The Park has always been susceptible to rhino poaching owing to false beliefs associated with the horn. The annual number of poaching incidents in the Park since 1991 is shown at Annexure S.N. 6.
Retaliatory tiger killings
The National Park has a network of 40 anti-poaching camps well distributed over the entire area. The risk of poaching and the concentration of the flagship species of the Park i.e. Rhinoceros and Tiger determine the location of these camps. Armed guards are permanently stationed in these camps.
Biotic interference in fringe areas
This takes place largely in the form of cattle grazing owing to porous nature of the Park boundary. This leads to degradation of the habitat and makes the wild animals prone to various diseases of the domesticated animals.
Invasion of grasslands by trees
Profuse growth of trees such as Semul tends to invade the grasslands leading to shrinkage of the habitat of rhinoceros.
Spreading of invasive weed species
Mimosa and Mikania have occupied several areas in the Park degrading the habitat of rhinoceros and other herbivores.
Siltation of wetlands
Deposition of silt due to floods creates a situation of artificial scarcity of water for rhinos and other mammals.
Although the Park rarely witnesses high floods, absence of sufficient highlands in the Park leads to death of rhino calves and deer during those times.
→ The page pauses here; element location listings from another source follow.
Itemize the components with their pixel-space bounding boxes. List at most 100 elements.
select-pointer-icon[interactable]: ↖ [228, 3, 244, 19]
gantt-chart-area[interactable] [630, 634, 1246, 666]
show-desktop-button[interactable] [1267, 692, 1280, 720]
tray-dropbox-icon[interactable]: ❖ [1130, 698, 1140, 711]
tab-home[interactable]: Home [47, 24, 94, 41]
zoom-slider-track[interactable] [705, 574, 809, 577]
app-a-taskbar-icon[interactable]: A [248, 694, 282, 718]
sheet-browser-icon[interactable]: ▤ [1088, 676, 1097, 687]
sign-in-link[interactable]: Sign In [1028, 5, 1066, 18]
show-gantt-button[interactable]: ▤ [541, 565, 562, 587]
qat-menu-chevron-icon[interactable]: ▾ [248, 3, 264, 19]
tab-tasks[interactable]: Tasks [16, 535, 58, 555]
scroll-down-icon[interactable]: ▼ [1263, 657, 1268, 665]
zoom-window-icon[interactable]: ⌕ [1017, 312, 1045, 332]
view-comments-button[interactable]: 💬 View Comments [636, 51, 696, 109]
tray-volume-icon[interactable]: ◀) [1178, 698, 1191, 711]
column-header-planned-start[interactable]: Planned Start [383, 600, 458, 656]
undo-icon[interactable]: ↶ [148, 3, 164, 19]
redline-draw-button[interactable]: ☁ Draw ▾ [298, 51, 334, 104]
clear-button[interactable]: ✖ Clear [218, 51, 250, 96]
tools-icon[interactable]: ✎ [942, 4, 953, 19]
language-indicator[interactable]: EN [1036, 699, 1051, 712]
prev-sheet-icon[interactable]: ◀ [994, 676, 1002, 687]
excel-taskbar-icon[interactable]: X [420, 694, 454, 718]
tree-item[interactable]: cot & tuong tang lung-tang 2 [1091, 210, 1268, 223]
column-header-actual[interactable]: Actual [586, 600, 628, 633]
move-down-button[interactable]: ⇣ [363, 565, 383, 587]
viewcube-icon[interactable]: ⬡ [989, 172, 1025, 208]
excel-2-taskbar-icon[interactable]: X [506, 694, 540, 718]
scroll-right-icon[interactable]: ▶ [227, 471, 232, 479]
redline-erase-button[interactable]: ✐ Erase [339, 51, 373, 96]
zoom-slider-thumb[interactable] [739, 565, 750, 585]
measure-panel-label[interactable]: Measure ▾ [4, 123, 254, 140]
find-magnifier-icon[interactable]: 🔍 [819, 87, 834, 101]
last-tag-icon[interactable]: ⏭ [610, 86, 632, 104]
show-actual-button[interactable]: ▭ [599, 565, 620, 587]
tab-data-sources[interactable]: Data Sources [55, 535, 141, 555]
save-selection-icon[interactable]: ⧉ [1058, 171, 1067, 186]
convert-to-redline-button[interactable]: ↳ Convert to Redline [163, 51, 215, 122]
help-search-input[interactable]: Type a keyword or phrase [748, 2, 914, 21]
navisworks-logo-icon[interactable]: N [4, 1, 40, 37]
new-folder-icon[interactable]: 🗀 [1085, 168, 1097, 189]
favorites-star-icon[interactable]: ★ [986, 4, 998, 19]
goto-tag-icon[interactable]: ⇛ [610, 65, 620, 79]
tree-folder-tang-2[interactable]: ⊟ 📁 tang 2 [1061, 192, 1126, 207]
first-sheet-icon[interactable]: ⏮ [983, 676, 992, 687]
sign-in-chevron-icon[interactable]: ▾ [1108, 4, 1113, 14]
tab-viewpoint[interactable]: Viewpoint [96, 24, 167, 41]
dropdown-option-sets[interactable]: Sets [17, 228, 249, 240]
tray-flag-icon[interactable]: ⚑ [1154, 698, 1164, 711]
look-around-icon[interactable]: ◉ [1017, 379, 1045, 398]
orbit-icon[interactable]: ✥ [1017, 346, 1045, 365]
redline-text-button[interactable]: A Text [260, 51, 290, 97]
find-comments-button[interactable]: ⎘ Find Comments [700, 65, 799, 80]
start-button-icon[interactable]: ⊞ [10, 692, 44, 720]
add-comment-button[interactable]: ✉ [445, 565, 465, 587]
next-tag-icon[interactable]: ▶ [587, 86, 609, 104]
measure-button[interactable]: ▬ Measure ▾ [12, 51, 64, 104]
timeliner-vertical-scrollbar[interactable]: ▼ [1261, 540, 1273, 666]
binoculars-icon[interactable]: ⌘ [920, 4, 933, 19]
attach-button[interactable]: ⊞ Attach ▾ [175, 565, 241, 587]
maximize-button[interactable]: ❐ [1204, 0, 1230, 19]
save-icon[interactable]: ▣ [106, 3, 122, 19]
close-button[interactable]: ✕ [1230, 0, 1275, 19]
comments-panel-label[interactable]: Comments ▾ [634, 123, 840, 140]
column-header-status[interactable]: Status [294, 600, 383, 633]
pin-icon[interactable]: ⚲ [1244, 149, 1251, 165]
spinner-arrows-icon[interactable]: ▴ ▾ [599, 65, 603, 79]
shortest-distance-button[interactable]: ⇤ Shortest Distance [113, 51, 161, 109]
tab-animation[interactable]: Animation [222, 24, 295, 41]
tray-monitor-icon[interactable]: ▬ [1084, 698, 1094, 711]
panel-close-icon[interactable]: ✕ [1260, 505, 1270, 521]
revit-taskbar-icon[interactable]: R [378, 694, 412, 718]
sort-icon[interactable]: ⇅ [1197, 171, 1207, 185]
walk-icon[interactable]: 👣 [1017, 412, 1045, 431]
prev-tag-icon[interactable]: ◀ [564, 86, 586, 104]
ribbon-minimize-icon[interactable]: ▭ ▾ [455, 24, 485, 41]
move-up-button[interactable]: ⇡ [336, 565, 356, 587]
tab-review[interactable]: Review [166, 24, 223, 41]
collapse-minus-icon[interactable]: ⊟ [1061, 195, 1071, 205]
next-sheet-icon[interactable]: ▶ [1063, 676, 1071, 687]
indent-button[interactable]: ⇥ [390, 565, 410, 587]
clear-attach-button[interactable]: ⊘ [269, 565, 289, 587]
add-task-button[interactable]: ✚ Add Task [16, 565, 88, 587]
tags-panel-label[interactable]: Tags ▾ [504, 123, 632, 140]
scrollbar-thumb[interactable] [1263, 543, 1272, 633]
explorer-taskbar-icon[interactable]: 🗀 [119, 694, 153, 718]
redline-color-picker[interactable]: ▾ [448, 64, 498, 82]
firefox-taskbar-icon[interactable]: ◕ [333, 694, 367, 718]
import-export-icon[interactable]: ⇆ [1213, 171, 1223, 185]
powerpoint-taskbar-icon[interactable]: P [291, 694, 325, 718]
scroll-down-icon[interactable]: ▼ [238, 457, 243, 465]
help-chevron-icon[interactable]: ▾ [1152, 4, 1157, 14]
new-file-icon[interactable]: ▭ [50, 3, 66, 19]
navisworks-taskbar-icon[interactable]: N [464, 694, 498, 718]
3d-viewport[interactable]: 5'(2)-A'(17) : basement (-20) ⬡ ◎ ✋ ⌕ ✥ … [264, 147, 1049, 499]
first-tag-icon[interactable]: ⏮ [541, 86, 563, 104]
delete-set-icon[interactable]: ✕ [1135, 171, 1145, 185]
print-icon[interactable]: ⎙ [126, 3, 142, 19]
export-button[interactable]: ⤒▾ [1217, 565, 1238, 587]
Choking of water bodies by aquatic weeds
Aquatic weeds like water hyacinth choke the crucial water bodies of the Park which makes wallowing difficult for the rhinoceros and it also repels the birds.
Erosion in the southern, south-western and eastern part
A considerable area has been eroded by the Brahmaputra and Dhansiri River in southern, south-western and eastern part of the Park over the years leading to fragmentation of habitat.
Insularity of the Park
The Park is not contiguous to any other forest or Protected Area which hinders migration of populations and becomes a limiting factor in the gene flow of the species. However, a tiger corridor exists towards Kaziranga.